Es obvio que hay un mercado que se rige por la ley de la oferta y la demanda y que, lo que pide "la masa lectora", es en lo que las editoriales se vuelcan (es obvio y perfectamente lógico, tienen que ganarse el pan), pero... ¿dónde ha quedado el amor propio y el querer hacer las cosas bien? ¿Dónde ha quedado el orgullo por un trabajo cuidado y perfecto?
Si el público pide y el mercado da, pues no hay mucho más que hablar, solo preguntarse qué señales enviamos a las editoriales y a los autores autopublicados para que ellos nos correspondan.
¿Qué pedimos los lectores españoles asiduos al género romántico? 
Pues por lo que se ve: relaciones tóxicas, micromachismos, millonarios misóginos, protagonistas sumisas o tan "fuertes", que son verdaderas verduleras (con verduleras no me refiero a las personas que venden verduras, sino  que hago referencia a la segunda acepción de la palabra que la RAE tiene en su diccionario.

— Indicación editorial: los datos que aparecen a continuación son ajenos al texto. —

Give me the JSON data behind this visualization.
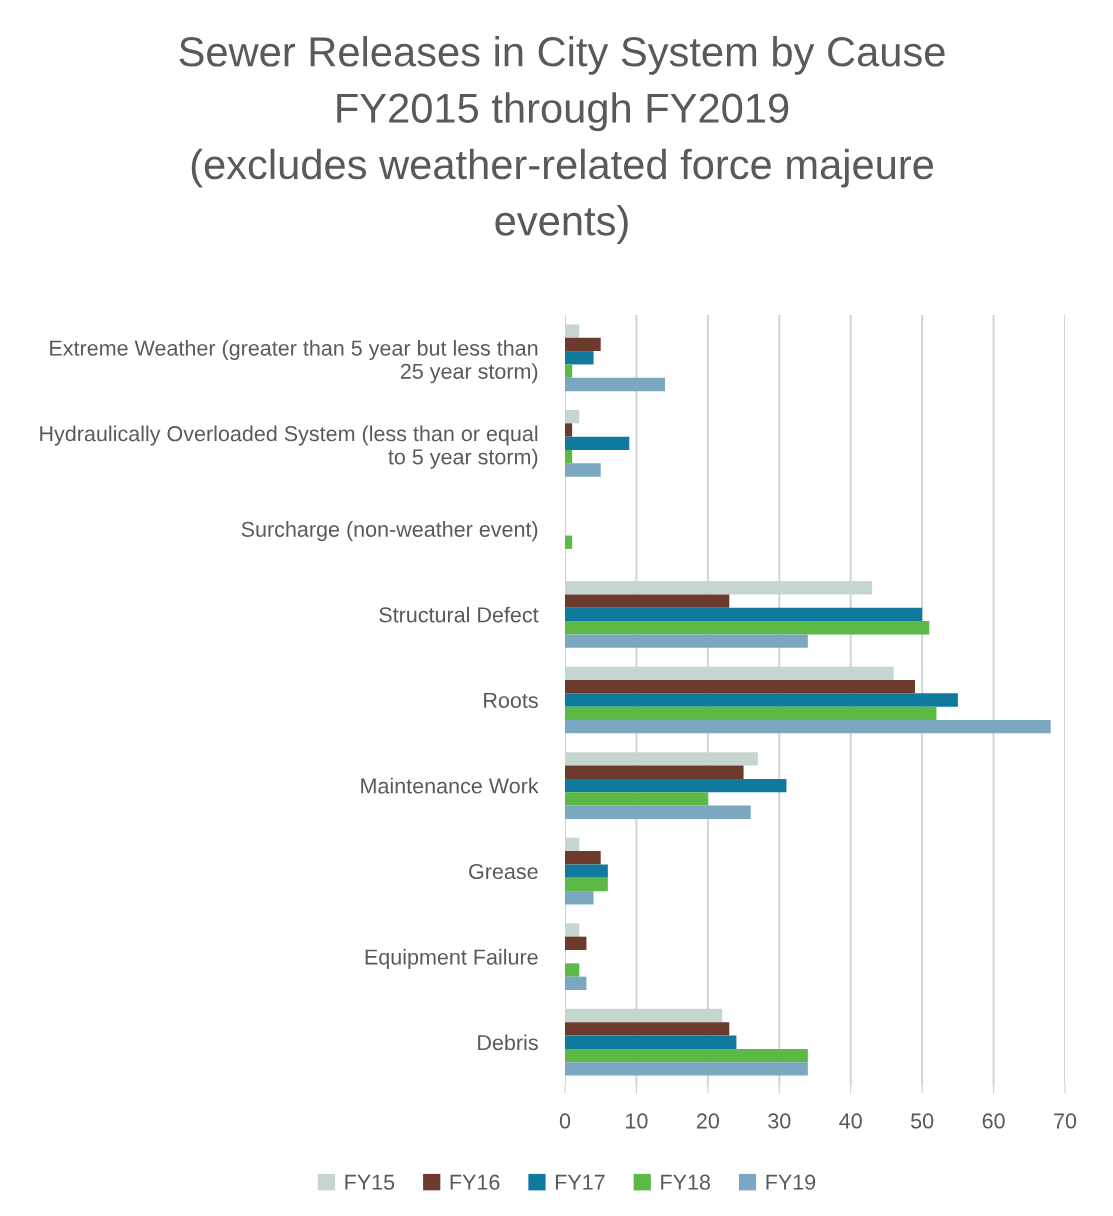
{
  "chart_data": {
    "type": "bar",
    "orientation": "horizontal",
    "title": "Sewer Releases in City System by Cause\nFY2015 through FY2019\n(excludes weather-related force majeure events)",
    "categories": [
      "Extreme Weather (greater than 5 year but less than 25 year storm)",
      "Hydraulically Overloaded System (less than or equal to 5 year storm)",
      "Surcharge (non-weather event)",
      "Structural Defect",
      "Roots",
      "Maintenance Work",
      "Grease",
      "Equipment Failure",
      "Debris"
    ],
    "series": [
      {
        "name": "FY15",
        "color": "#c4d6ce",
        "values": [
          2,
          2,
          0,
          43,
          46,
          27,
          2,
          2,
          22
        ]
      },
      {
        "name": "FY16",
        "color": "#6d3a2e",
        "values": [
          5,
          1,
          0,
          23,
          49,
          25,
          5,
          3,
          23
        ]
      },
      {
        "name": "FY17",
        "color": "#0f7a9e",
        "values": [
          4,
          9,
          0,
          50,
          55,
          31,
          6,
          0,
          24
        ]
      },
      {
        "name": "FY18",
        "color": "#5cb946",
        "values": [
          1,
          1,
          1,
          51,
          52,
          20,
          6,
          2,
          34
        ]
      },
      {
        "name": "FY19",
        "color": "#7ba7c0",
        "values": [
          14,
          5,
          0,
          34,
          68,
          26,
          4,
          3,
          34
        ]
      }
    ],
    "xlim": [
      0,
      70
    ],
    "xticks": [
      0,
      10,
      20,
      30,
      40,
      50,
      60,
      70
    ],
    "grid": "x",
    "legend": "bottom"
  }
}
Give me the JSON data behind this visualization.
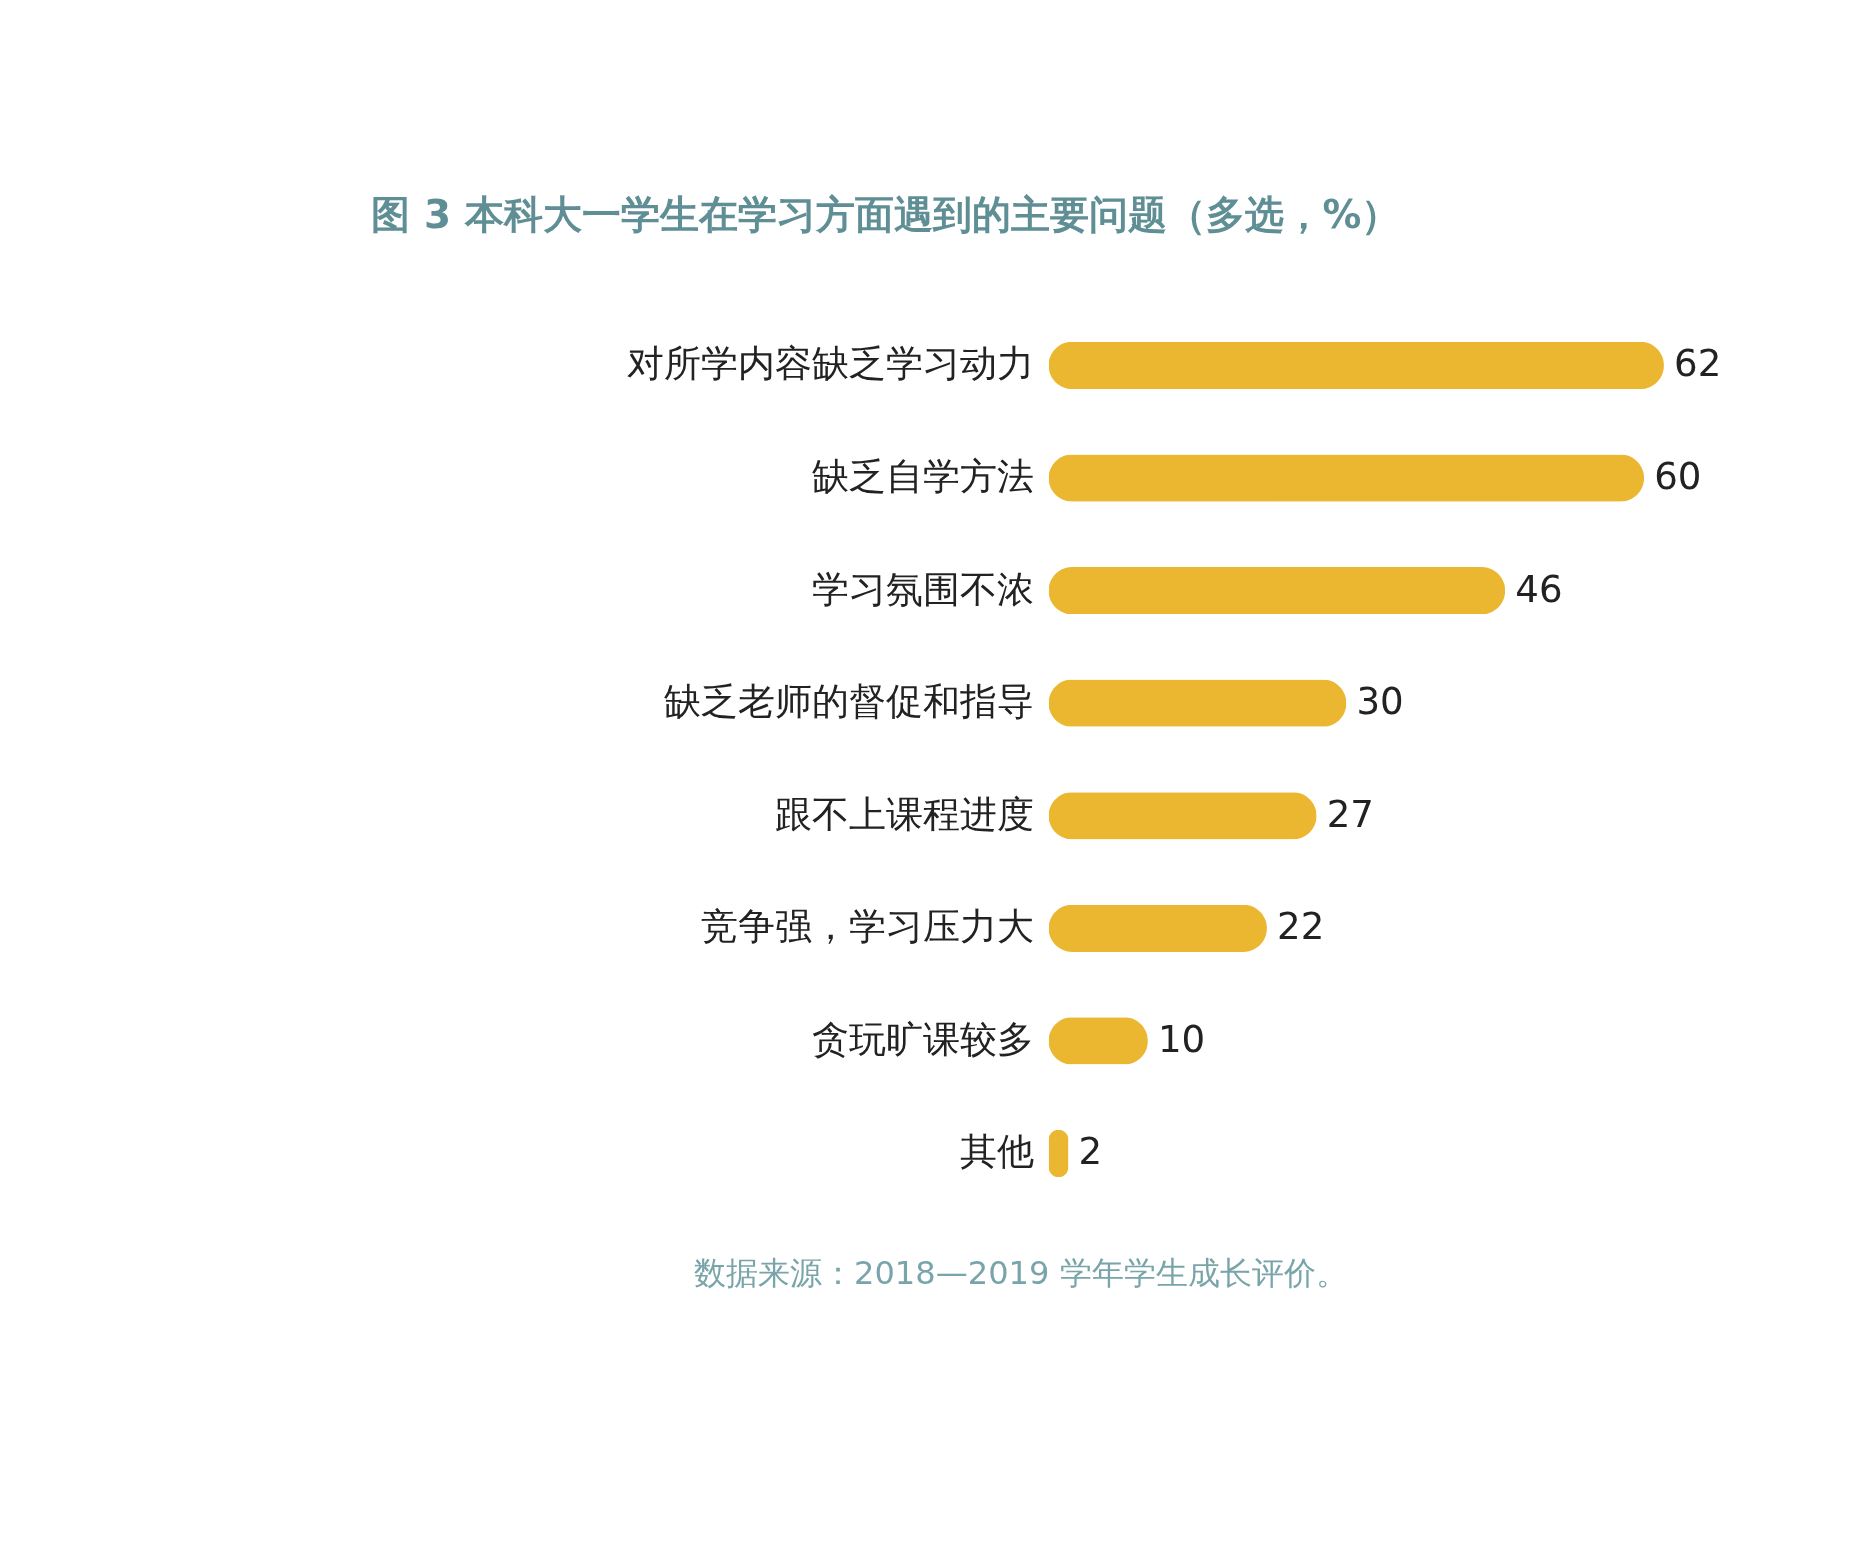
{
  "chart_data": {
    "type": "bar",
    "orientation": "horizontal",
    "title": "图 3  本科大一学生在学习方面遇到的主要问题（多选，%）",
    "categories": [
      "对所学内容缺乏学习动力",
      "缺乏自学方法",
      "学习氛围不浓",
      "缺乏老师的督促和指导",
      "跟不上课程进度",
      "竞争强，学习压力大",
      "贪玩旷课较多",
      "其他"
    ],
    "values": [
      62,
      60,
      46,
      30,
      27,
      22,
      10,
      2
    ],
    "color": "#ebb730",
    "data_labels": true,
    "annotations": [
      "数据来源：2018—2019 学年学生成长评价。"
    ]
  }
}
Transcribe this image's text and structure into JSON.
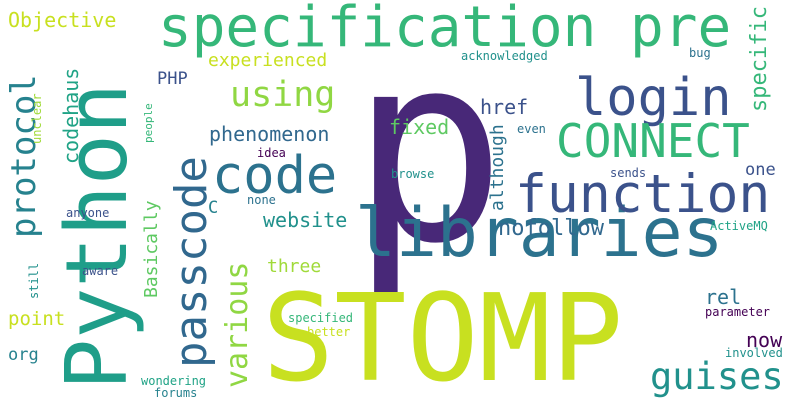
{
  "words": [
    {
      "text": "p",
      "color": "#482878"
    },
    {
      "text": "STOMP",
      "color": "#c8e020"
    },
    {
      "text": "Python",
      "color": "#1f9e89"
    },
    {
      "text": "libraries",
      "color": "#2c728e"
    },
    {
      "text": "specification pre",
      "color": "#35b779"
    },
    {
      "text": "function",
      "color": "#3b528b"
    },
    {
      "text": "code",
      "color": "#2c728e"
    },
    {
      "text": "login",
      "color": "#3b528b"
    },
    {
      "text": "CONNECT",
      "color": "#35b779"
    },
    {
      "text": "passcode",
      "color": "#31688e"
    },
    {
      "text": "protocol",
      "color": "#26828e"
    },
    {
      "text": "guises",
      "color": "#21918c"
    },
    {
      "text": "various",
      "color": "#90d743"
    },
    {
      "text": "using",
      "color": "#90d743"
    },
    {
      "text": "nofollow",
      "color": "#31688e"
    },
    {
      "text": "specific",
      "color": "#35b779"
    },
    {
      "text": "codehaus",
      "color": "#20a386"
    },
    {
      "text": "website",
      "color": "#21918c"
    },
    {
      "text": "phenomenon",
      "color": "#31688e"
    },
    {
      "text": "Objective",
      "color": "#c8e020"
    },
    {
      "text": "experienced",
      "color": "#c8e020"
    },
    {
      "text": "href",
      "color": "#3b528b"
    },
    {
      "text": "fixed",
      "color": "#5ec962"
    },
    {
      "text": "although",
      "color": "#2c728e"
    },
    {
      "text": "Basically",
      "color": "#5ec962"
    },
    {
      "text": "three",
      "color": "#a0da39"
    },
    {
      "text": "rel",
      "color": "#2c728e"
    },
    {
      "text": "now",
      "color": "#440154"
    },
    {
      "text": "one",
      "color": "#3b528b"
    },
    {
      "text": "point",
      "color": "#c8e020"
    },
    {
      "text": "PHP",
      "color": "#3b528b"
    },
    {
      "text": "org",
      "color": "#26828e"
    },
    {
      "text": "C",
      "color": "#26828e"
    },
    {
      "text": "unclear",
      "color": "#a0da39"
    },
    {
      "text": "people",
      "color": "#35b779"
    },
    {
      "text": "idea",
      "color": "#440154"
    },
    {
      "text": "none",
      "color": "#2c728e"
    },
    {
      "text": "browse",
      "color": "#21918c"
    },
    {
      "text": "sends",
      "color": "#3b528b"
    },
    {
      "text": "acknowledged",
      "color": "#21918c"
    },
    {
      "text": "bug",
      "color": "#2c728e"
    },
    {
      "text": "even",
      "color": "#2c728e"
    },
    {
      "text": "ActiveMQ",
      "color": "#20a386"
    },
    {
      "text": "anyone",
      "color": "#3b528b"
    },
    {
      "text": "aware",
      "color": "#3b528b"
    },
    {
      "text": "still",
      "color": "#21918c"
    },
    {
      "text": "specified",
      "color": "#35b779"
    },
    {
      "text": "better",
      "color": "#c8e020"
    },
    {
      "text": "parameter",
      "color": "#440154"
    },
    {
      "text": "involved",
      "color": "#21918c"
    },
    {
      "text": "wondering",
      "color": "#20a386"
    },
    {
      "text": "forums",
      "color": "#26828e"
    }
  ]
}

Desde aquí un beso a todas las verduleras —mujeres que trabajan en una verdulería— que estén leyendo esto). Clichés, muchos clichés (por favor, a toneladas). Libros pésimamente traducidos o corregidos (o sin corregir directamente), portadas casposas... Creo que no hace falta que siga, ¿no?

Siempre creí (idealista que es una) que el fin de la cultura era abrir los ojos de la gente, liberar la mente explorando otros mundos, educar... (voy a repetir esto y ponerlo en mayúsculas que me ha gustado), EDUCAR... Entiendo que hay lectores que ven una relación tóxica, por ejemplo, en una lectura y la distinguen y censuran, pero después ves los comentarios en la redes o blogs y te das cuenta de que una gran mayoría no, todo lo contrario: la alaban, la ensalzan. OMG! Quizá me doy cuenta tarde, pero: ¿solo somos un negocio?
Autores y editores, ¿no se sienten un poco responsables? Porque estoy segura de que también se dan cuenta de estas cosas.
Ya sé que puede que haya gente que no considere cultura a la literatura romántica (lo sé, es lo de siempre), pero está ahí y para algunos lectores es la parte lúdica porque leen otras cosas, pero para otros es la única fuente de lecturas o su iniciación en el mundillo y, estos últimos, acaban viendo como «normal» muchos de los temas antes citados. ¿No habría forma de reconducir un poco esto o separarlo? O no esconder lo que es y llamarlo por su nombre. O quizá enfocar las campañas de marketing (las brutales que hacen que todo el mundo hable de determinado libro) hacia otro lado más beneficioso para la humanidad... A lo mejor con poner aquello de los anuncios: «Realizado por especialistas, no lo intentes en casa», bastaría...


En fin, que no puedo sino recordar aquella frase que tanto decía Mafalda: «Qué paren el mundo que me bajo».